Juba: The United Nations announced that it will send more peacekeepers to embattled towns in violence-wracked South Sudan and evacuate “non-critical” staff as fighting raged across the country.
The announcement came as world leaders embarked on a diplomatic push to pull the world’s youngest nation back from the brink of civil war.
Special envoys from the United States and Nigeria were expected in the capital Juba following a mission by foreign ministers from east Africa and the Horn.
The United States meanwhile announced that it had safely evacuated US nationals from the rebel-held city of Bor, a day after an aborted mission in which four US servicemen were injured when their aircraft came under fire in the flashpoint area.
UN chief Ban Ki-moon called for an immediate end to the violence on Sunday, three days after two Indian peacekeepers were murdered when a UN compound where civilians were sheltering was attacked in the powder-keg state of Jonglei.
The UN mission in South Sudan (UNMISS) said in a statement it would “reinforce its military presence in Bor and Pariang to continue fulfilling its mandate to help protect South Sudanese civilians”.
Forces loyal to Machar are currently in control of Bor, the capital of Jonglei state and situated about 200 kilometres north of Juba; although South Sudan’s army spokesman said government troops were advancing to retake the town.

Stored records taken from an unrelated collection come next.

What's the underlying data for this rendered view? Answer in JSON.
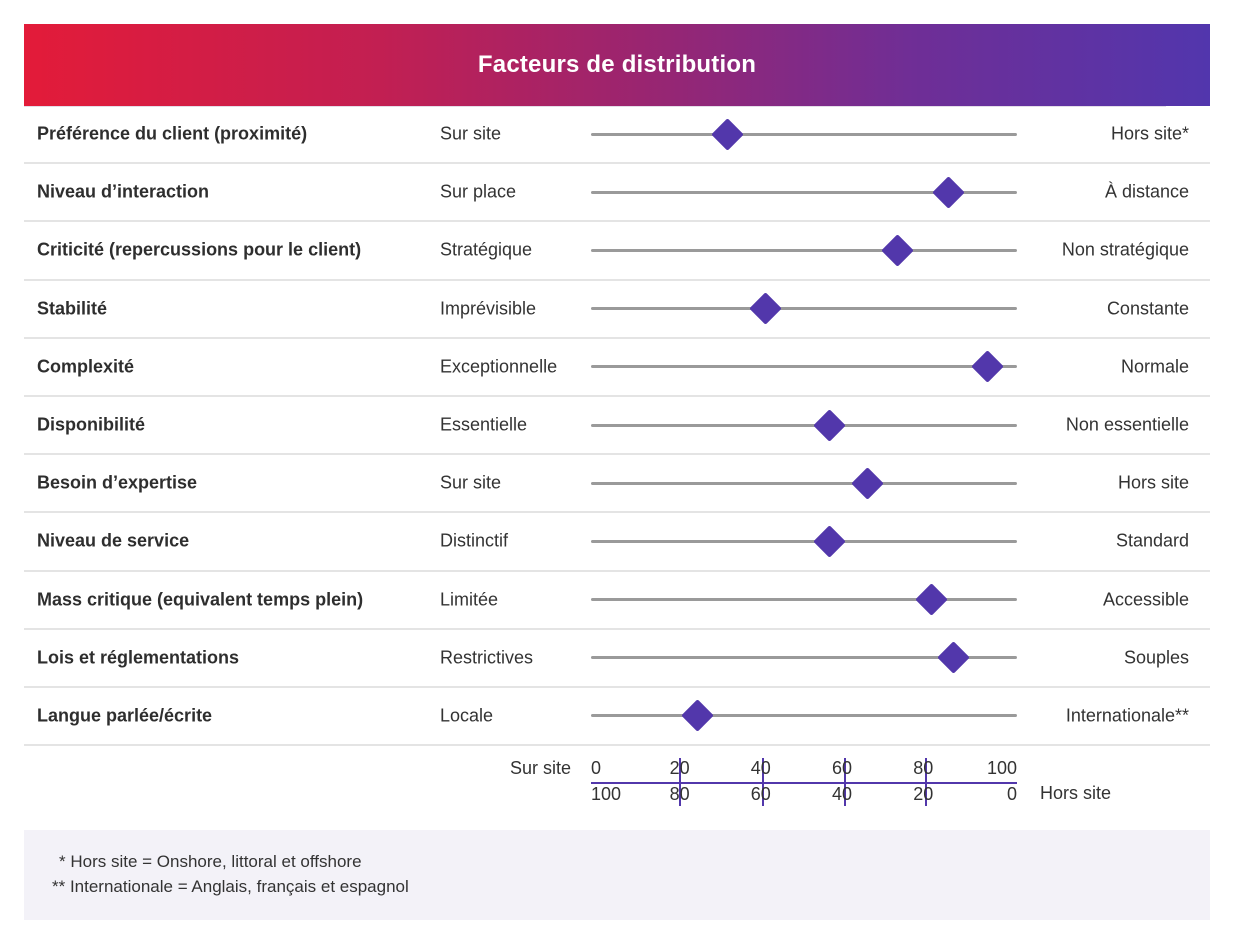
{
  "title": "Facteurs de distribution",
  "colors": {
    "gradient_start": "#e31b39",
    "gradient_end": "#5236ad",
    "marker": "#5237ab",
    "track": "#9a9a9a",
    "notes_background": "#f3f2f8"
  },
  "chart_data": {
    "type": "scatter",
    "title": "Facteurs de distribution",
    "xlabel_left": "Sur site",
    "xlabel_right": "Hors site",
    "xlim": [
      0,
      100
    ],
    "grid": false,
    "top_ticks": [
      "0",
      "20",
      "40",
      "60",
      "80",
      "100"
    ],
    "bottom_ticks": [
      "100",
      "80",
      "60",
      "40",
      "20",
      "0"
    ],
    "rows": [
      {
        "factor": "Préférence du client (proximité)",
        "left": "Sur site",
        "right": "Hors site*",
        "value": 32
      },
      {
        "factor": "Niveau d’interaction",
        "left": "Sur place",
        "right": "À distance",
        "value": 84
      },
      {
        "factor": "Criticité (repercussions pour le client)",
        "left": "Stratégique",
        "right": "Non stratégique",
        "value": 72
      },
      {
        "factor": "Stabilité",
        "left": "Imprévisible",
        "right": "Constante",
        "value": 41
      },
      {
        "factor": "Complexité",
        "left": "Exceptionnelle",
        "right": "Normale",
        "value": 93
      },
      {
        "factor": "Disponibilité",
        "left": "Essentielle",
        "right": "Non essentielle",
        "value": 56
      },
      {
        "factor": "Besoin d’expertise",
        "left": "Sur site",
        "right": "Hors site",
        "value": 65
      },
      {
        "factor": "Niveau de service",
        "left": "Distinctif",
        "right": "Standard",
        "value": 56
      },
      {
        "factor": "Mass critique (equivalent temps plein)",
        "left": "Limitée",
        "right": "Accessible",
        "value": 80
      },
      {
        "factor": "Lois et réglementations",
        "left": "Restrictives",
        "right": "Souples",
        "value": 85
      },
      {
        "factor": "Langue parlée/écrite",
        "left": "Locale",
        "right": "Internationale**",
        "value": 25
      }
    ]
  },
  "notes": [
    "* Hors site  =  Onshore, littoral et offshore",
    "** Internationale  =  Anglais, français et espagnol"
  ]
}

“We are not abandoning South Sudan,” stressed the UN Special Representative for South Sudan, Hilde Johnson.
US President Barack Obama has warned against a coup attempt in South Sudan, and has sent special envoy Donald Booth to Juba to help foster dialogue.
“Any effort to seize power through the use of military force will result in the end of longstanding support from the United States and the international community,” the White House said.